# A Better Tivo Streaming Software ???



## scottvf (Jul 4, 2010)

I use Stream Baby to stream tv shows to my tivo. I also use HDI Dune Prime 3.0 to stream HD Video to my TV. The reason I need 2 different systems is that with stream baby you can't stream HD video without problems. 
1. It doesn't download fast enough. (you have to pause it, wait a couple of minutes then play)
2. It has a limit. After about 15-30 min of video it has to rebuffer. This is from the stream baby site. - Attempts to work around the 1.1G limit for streaming videos on the TiVo. If you reach the 1.1G limit, the video you are watching will be paused and restarted with a fresh buffer at the position you were in before. 

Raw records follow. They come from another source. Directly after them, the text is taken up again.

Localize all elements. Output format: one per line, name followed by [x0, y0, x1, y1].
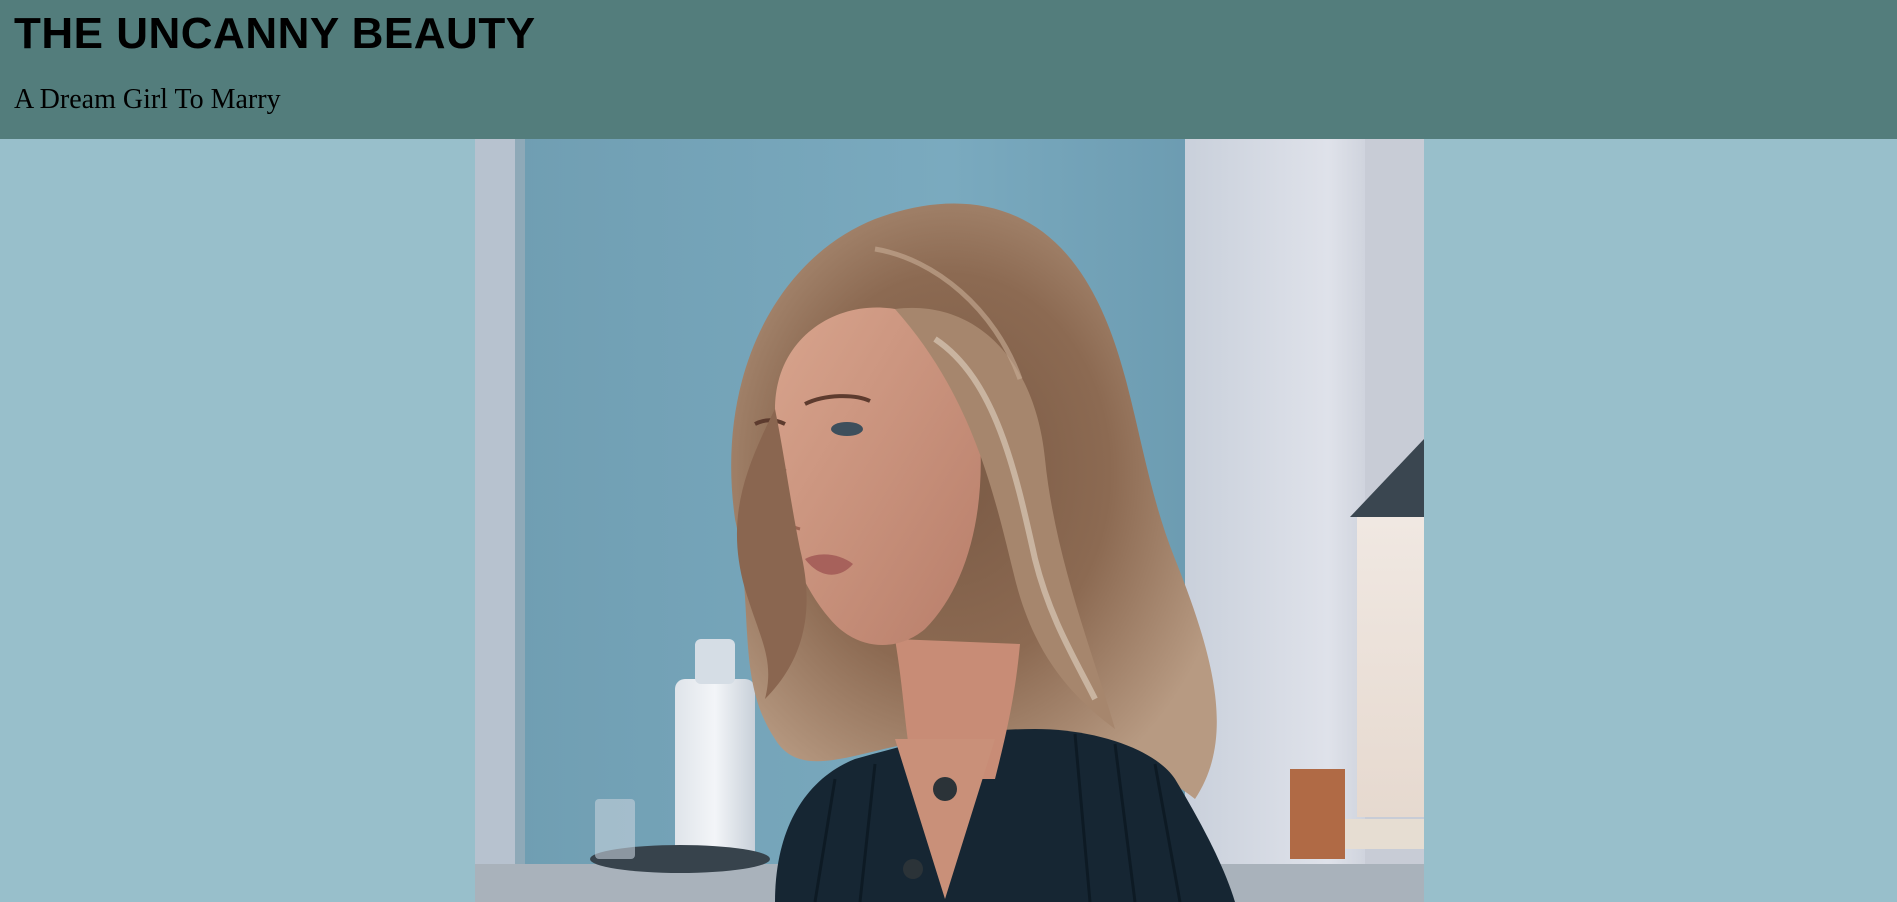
page-subtitle: A Dream Girl To Marry	[14, 84, 281, 115]
page-title: THE UNCANNY BEAUTY	[14, 9, 536, 58]
portrait-photo	[475, 139, 1424, 902]
site-header: THE UNCANNY BEAUTY A Dream Girl To Marry	[0, 0, 1897, 139]
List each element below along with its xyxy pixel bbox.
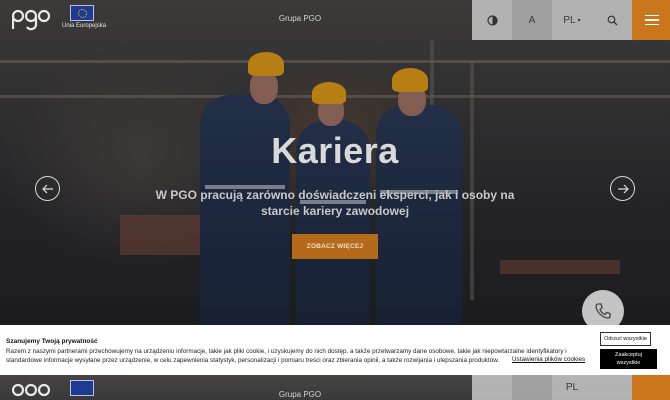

I don't mind the 1st problem, but waiting for rebuffering sucks when watching a movie. 

Does anyone know of any streaming software for tivo that works like stream baby but doesn't have the rebuffering problem?


----------



## jcthorne (Jan 28, 2002)

Its not exactly streaming, but because of the streambaby problems, I went this route.

I use pytivo to push streamable mp4 video to the tivo. Give the vid a few minutes head start and it will begin playing if your network is fast enough for the tivo to not run out of data. For my encodes, a 2 hour movie is about 4G so normally transfers to tivo in about 10 minutes complete. Will play after about 3.

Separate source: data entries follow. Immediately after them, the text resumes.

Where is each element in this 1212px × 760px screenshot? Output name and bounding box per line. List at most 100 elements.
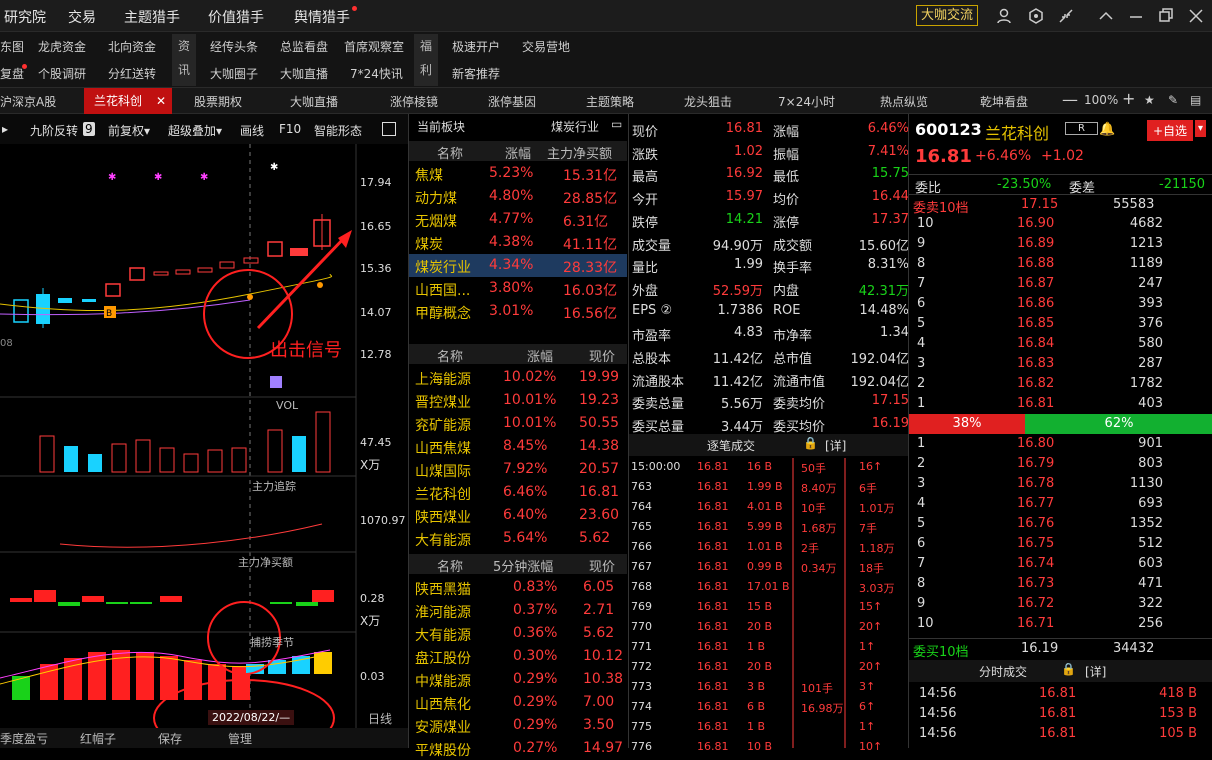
bid-level[interactable]: 7 16.74 603 [909, 554, 1212, 574]
stock-row[interactable]: 兰花科创 6.46% 16.81 [409, 481, 627, 504]
stock-row[interactable]: 山西焦煤 8.45% 14.38 [409, 435, 627, 458]
link-chief-room[interactable]: 首席观察室 [344, 38, 404, 55]
bid-level[interactable]: 8 16.73 471 [909, 574, 1212, 594]
tab-leader-snipe[interactable]: 龙头狙击 [684, 93, 732, 110]
stock-row[interactable]: 山煤国际 7.92% 20.57 [409, 458, 627, 481]
link-24h-news[interactable]: 7*24快讯 [350, 65, 403, 82]
link-research-visit[interactable]: 个股调研 [38, 65, 86, 82]
sector-row[interactable]: 动力煤 4.80% 28.85亿 [409, 185, 627, 208]
tab-24h[interactable]: 7×24小时 [778, 93, 835, 110]
link-longhu[interactable]: 龙虎资金 [38, 38, 86, 55]
ask-level[interactable]: 3 16.83 287 [909, 354, 1212, 374]
link-expert-live[interactable]: 大咖直播 [280, 65, 328, 82]
fast-rise-row[interactable]: 平煤股份 0.27% 14.97 [409, 737, 627, 760]
fast-rise-row[interactable]: 淮河能源 0.37% 2.71 [409, 599, 627, 622]
link-trade-camp[interactable]: 交易营地 [522, 38, 570, 55]
draw-line-tool[interactable]: 画线 [240, 122, 264, 139]
tab-ashares[interactable]: 沪深京A股 [0, 93, 56, 110]
overlay-dropdown[interactable]: 超级叠加▾ [168, 122, 222, 139]
sector-row[interactable]: 甲醇概念 3.01% 16.56亿 [409, 300, 627, 323]
tab-expert-live[interactable]: 大咖直播 [290, 93, 338, 110]
sector-row[interactable]: 山西国... 3.80% 16.03亿 [409, 277, 627, 300]
tab-lanhua-active[interactable]: 兰花科创 ✕ [84, 88, 172, 114]
ask-level[interactable]: 6 16.86 393 [909, 294, 1212, 314]
tab-quarter-pl[interactable]: 季度盈亏 [0, 730, 48, 747]
bell-icon[interactable]: 🔔 [1099, 122, 1115, 137]
ask-level[interactable]: 2 16.82 1782 [909, 374, 1212, 394]
tab-limit-gene[interactable]: 涨停基因 [488, 93, 536, 110]
fast-rise-row[interactable]: 陕西黑猫 0.83% 6.05 [409, 576, 627, 599]
close-icon[interactable] [1188, 8, 1204, 24]
tab-options[interactable]: 股票期权 [194, 93, 242, 110]
pen-icon[interactable]: ✎ [1168, 93, 1178, 107]
smart-pattern-tool[interactable]: 智能形态 [314, 122, 362, 139]
fast-rise-row[interactable]: 中煤能源 0.29% 10.38 [409, 668, 627, 691]
bid-level[interactable]: 1 16.80 901 [909, 434, 1212, 454]
layout-icon[interactable]: ▤ [1190, 93, 1201, 107]
fast-rise-row[interactable]: 盘江股份 0.30% 10.12 [409, 645, 627, 668]
add-watchlist-button[interactable]: +自选 [1147, 120, 1194, 141]
link-director-view[interactable]: 总监看盘 [280, 38, 328, 55]
kline-chart[interactable]: ✱ ✱ ✱ ✱ B 17.94 16.65 15.36 14.07 12.78 … [0, 144, 408, 748]
ask-level[interactable]: 9 16.89 1213 [909, 234, 1212, 254]
user-icon[interactable] [996, 8, 1012, 24]
link-northbound[interactable]: 北向资金 [108, 38, 156, 55]
stock-row[interactable]: 大有能源 5.64% 5.62 [409, 527, 627, 550]
ask-level[interactable]: 8 16.88 1189 [909, 254, 1212, 274]
nav-sentiment-hunter[interactable]: 舆情猎手 [294, 7, 350, 27]
ask-level[interactable]: 10 16.90 4682 [909, 214, 1212, 234]
stock-row[interactable]: 兖矿能源 10.01% 50.55 [409, 412, 627, 435]
f10-button[interactable]: F10 [279, 122, 301, 136]
ask-level[interactable]: 4 16.84 580 [909, 334, 1212, 354]
tab-hotspot[interactable]: 热点纵览 [880, 93, 928, 110]
sector-row[interactable]: 煤炭行业 4.34% 28.33亿 [409, 254, 627, 277]
shrink-icon[interactable] [1058, 8, 1074, 24]
adjust-dropdown[interactable]: 前复权▾ [108, 122, 150, 139]
stock-row[interactable]: 晋控煤业 10.01% 19.23 [409, 389, 627, 412]
tab-limit-prism[interactable]: 涨停棱镜 [390, 93, 438, 110]
tab-save[interactable]: 保存 [158, 730, 182, 747]
panel-toggle-icon[interactable] [382, 122, 396, 136]
link-open-account[interactable]: 极速开户 [452, 38, 500, 55]
ask-level[interactable]: 5 16.85 376 [909, 314, 1212, 334]
fast-rise-row[interactable]: 大有能源 0.36% 5.62 [409, 622, 627, 645]
link-headlines[interactable]: 经传头条 [210, 38, 258, 55]
minimize-icon[interactable] [1128, 8, 1144, 24]
fast-rise-row[interactable]: 安源煤业 0.29% 3.50 [409, 714, 627, 737]
sector-row[interactable]: 无烟煤 4.77% 6.31亿 [409, 208, 627, 231]
zoom-in-button[interactable]: + [1122, 89, 1135, 108]
bid-level[interactable]: 3 16.78 1130 [909, 474, 1212, 494]
nav-theme-hunter[interactable]: 主题猎手 [124, 7, 180, 27]
bid-level[interactable]: 9 16.72 322 [909, 594, 1212, 614]
bid-level[interactable]: 6 16.75 512 [909, 534, 1212, 554]
sector-row[interactable]: 煤炭 4.38% 41.11亿 [409, 231, 627, 254]
restore-icon[interactable] [1158, 7, 1174, 23]
intraday-detail-link[interactable]: [详] [1085, 663, 1106, 680]
nine-reversal-tool[interactable]: 九阶反转 [30, 122, 78, 139]
link-tu[interactable]: 东图 [0, 38, 24, 55]
chevron-up-icon[interactable] [1098, 8, 1114, 24]
expert-chat-button[interactable]: 大咖交流 [916, 5, 979, 26]
fast-rise-row[interactable]: 山西焦化 0.29% 7.00 [409, 691, 627, 714]
tab-qiankun[interactable]: 乾坤看盘 [980, 93, 1028, 110]
stock-row[interactable]: 陕西煤业 6.40% 23.60 [409, 504, 627, 527]
stock-row[interactable]: 上海能源 10.02% 19.99 [409, 366, 627, 389]
bid-level[interactable]: 4 16.77 693 [909, 494, 1212, 514]
ask-level[interactable]: 7 16.87 247 [909, 274, 1212, 294]
ask-level[interactable]: 1 16.81 403 [909, 394, 1212, 414]
bid-level[interactable]: 10 16.71 256 [909, 614, 1212, 634]
period-daily[interactable]: 日线 [368, 710, 392, 727]
nav-value-hunter[interactable]: 价值猎手 [208, 7, 264, 27]
link-dividend[interactable]: 分红送转 [108, 65, 156, 82]
settings-hex-icon[interactable] [1028, 8, 1044, 24]
link-new-customer[interactable]: 新客推荐 [452, 65, 500, 82]
add-dropdown-button[interactable]: ▾ [1195, 120, 1207, 137]
nav-research[interactable]: 研究院 [4, 7, 46, 27]
back-arrow[interactable]: ▸ [2, 122, 8, 136]
bid-level[interactable]: 2 16.79 803 [909, 454, 1212, 474]
link-review[interactable]: 复盘 [0, 65, 24, 82]
link-expert-circle[interactable]: 大咖圈子 [210, 65, 258, 82]
nav-trade[interactable]: 交易 [68, 7, 96, 27]
sector-row[interactable]: 焦煤 5.23% 15.31亿 [409, 162, 627, 185]
zoom-out-button[interactable]: — [1062, 90, 1078, 109]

Would be more useful if the push could be initiated from the tivo end but Mr McBrine does not see that as appropriate and its his development.


----------



## windracer (Jan 3, 2003)

scottvf said:


> After about 15-30 min of video it has to rebuffer. This is from the stream baby site. - Attempts to work around the 1.1G limit for streaming videos on the TiVo.


15-30 minutes? I guess you are streaming really large files because in my experience I might have a single re-buffer point in a typical 2-hour movie. It doesn't even take that long so the brief pause is a minor inconvenience.



jcthorne said:


> Would be more useful if the push could be initiated from the tivo end but Mr McBrine does not see that as appropriate and its his development.


How is using the normal pyTivo pull (from your Now Playing List) not accomplishing the same thing?


----------



## moyekj (Jan 24, 2006)

windracer said:


> How is using the normal pyTivo pull (from your Now Playing List) not accomplishing the same thing?


 Because for non-mpeg2 videos that means transcoding to mpeg2 (for pull operations TiVo only accepts mpeg2).
streambaby is an HME application and does have ability to initiate a push transfer from TiVo interface itself, but that's because it's much easier to accomplish that with an HME application unlike pyTivo which is an HMO application.

So for the OP you can initiate a push of a video to your TiVo via streambaby if you wish and then it will make a copy of the video just like pyTivo push and you won't suffer from the 1.1GB stream buffer limitation any longer. TiVo folks never threw a bone in our direction hinting on how to overcome that stream buffer limit for some reason...


----------



## jcthorne (Jan 28, 2002)

windracer said:


> 15-30 minutes? I guess you are streaming really large files because in my experience I might have a single re-buffer point in a typical 2-hour movie. It doesn't even take that long so the brief pause is a minor inconvenience.
> 
> How is using the normal pyTivo pull (from your Now Playing List) not accomplishing the same thing?


Because a pull has to transcode an h264 video down to mpeg2. On our media server, that is a slow process for 1080i video, much longer than 10 minutes to transfer a film. Would have to wait an hour or more to start watching, if then. Due to the slow speed of conversion, many times a pull will error out by tivo and reset, never completing the transfer. Just not useful for HD video.


----------



## windracer (Jan 3, 2003)

moyekj said:


> Because for non-mpeg2 videos that means transcoding to mpeg2 (for pull operations TiVo only accepts mpeg2).





jcthorne said:


> Because a pull has to transcode an h264 video down to mpeg2.


Gotcha.


----------



## scottvf (Jul 4, 2010)

Yes my movies are pretty large. They range from 5gb to 20 gb per movie.
Most are rerendered .mkv files (with handbrake or dvdfab) and some are untouched .m2ts files.
They are 1080p and between 8 and 40 bitrate.


----------